I’m ISPicky

As you may or may not know, I’m moving out of my parents’ house on Wednesday. And, though terrifying in that “oh god now I have to pay power bills” kind of way, it’s going pretty well. Once I buy renter’s insurance later today, I’ll be all set to get my keys. Yay!

Since the essentials are taken care of, I thought I’d move on to things that–though not necessary to move in–make apartment living nicer. I settled on getting the apartment’s wifi set up.

This was a horrible decision. Unlike the other utilities with their beautiful government-enforced monopolies, there are many options for selecting your ISP. Except it’s a trick, because all of them are terrible.
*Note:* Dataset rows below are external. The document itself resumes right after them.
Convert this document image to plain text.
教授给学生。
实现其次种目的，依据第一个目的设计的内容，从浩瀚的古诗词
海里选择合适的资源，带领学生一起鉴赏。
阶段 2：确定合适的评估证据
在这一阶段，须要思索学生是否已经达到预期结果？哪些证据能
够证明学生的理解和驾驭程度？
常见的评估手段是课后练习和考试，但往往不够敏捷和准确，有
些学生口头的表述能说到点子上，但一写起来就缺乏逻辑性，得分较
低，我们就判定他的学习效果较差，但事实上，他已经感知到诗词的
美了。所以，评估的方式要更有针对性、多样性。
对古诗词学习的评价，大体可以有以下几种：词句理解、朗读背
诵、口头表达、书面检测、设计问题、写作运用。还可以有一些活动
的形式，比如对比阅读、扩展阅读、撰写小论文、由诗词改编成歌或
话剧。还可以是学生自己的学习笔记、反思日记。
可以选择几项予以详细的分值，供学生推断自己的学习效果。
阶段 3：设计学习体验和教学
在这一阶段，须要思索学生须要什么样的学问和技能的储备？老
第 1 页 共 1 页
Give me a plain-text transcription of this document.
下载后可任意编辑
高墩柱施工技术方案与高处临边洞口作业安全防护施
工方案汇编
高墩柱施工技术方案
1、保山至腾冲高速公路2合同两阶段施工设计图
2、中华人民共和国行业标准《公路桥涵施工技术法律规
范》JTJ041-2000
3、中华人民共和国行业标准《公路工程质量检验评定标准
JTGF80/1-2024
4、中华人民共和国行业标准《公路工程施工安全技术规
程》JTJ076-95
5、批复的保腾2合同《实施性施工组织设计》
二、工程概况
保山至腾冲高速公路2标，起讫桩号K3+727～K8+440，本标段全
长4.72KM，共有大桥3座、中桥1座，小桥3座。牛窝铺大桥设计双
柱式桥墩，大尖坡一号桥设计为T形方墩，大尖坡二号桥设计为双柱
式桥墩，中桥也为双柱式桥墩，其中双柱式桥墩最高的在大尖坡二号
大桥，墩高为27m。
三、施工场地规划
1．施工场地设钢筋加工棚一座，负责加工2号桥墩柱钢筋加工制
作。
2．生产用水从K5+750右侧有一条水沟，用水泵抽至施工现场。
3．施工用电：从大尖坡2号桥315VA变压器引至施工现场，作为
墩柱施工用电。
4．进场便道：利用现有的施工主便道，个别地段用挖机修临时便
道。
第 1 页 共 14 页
I like to think of myself as reasonably good with computers. I’m swimming in the advanced beginner kiddie pool. And I find myself having to consult multiple sites (and my IT worker father) to get my wireless network ordered and set up. I have absolutely no idea how non-tech-savvy folks ever get the whole thing done, because it’s been three days and I’m about to tear my hair out.

What I want is an ISP whose site asks the following:

  1. Do you watch a lot of Netflix?
  2. Do you already own a modem and a router? (If no, give me an option to lease both from you or give me a link to New Egg to go buy my own. Have pictures.)
  3. How long do you need internet service for? (Drop down menu with 1-12 months and a “longer than a year” option.)
  4. Do you want to consult with a customer service rep about your specific situation and discuss questions not answered here? (Pop-up chat window.)

THE END. That tells you what speed connection I need, what gear I need, and how long I need it for. That is all of the information you need to provide me service. Easy to navigate for those who aren’t tech savvy. Done! Go to a page that takes my credit card and/or PayPal!

What I don’t need is what folks currently provide–a weird, blingy list of the 16 packages on tap. Give folks an option to compare them if they want, but what I really am aiming for is the ability to watch Doctor Who episodes on my iPad. You can extrapolate from that without me ever having to deal with things that I do not need. Hell, Tumbl-fy the layout for the site and every impatient college kid in the US will order from it.

And now that I’ve typed my piece, I’m going to go take another stab at the Comcast website. I hear they’ve got many packages tailored to my needs.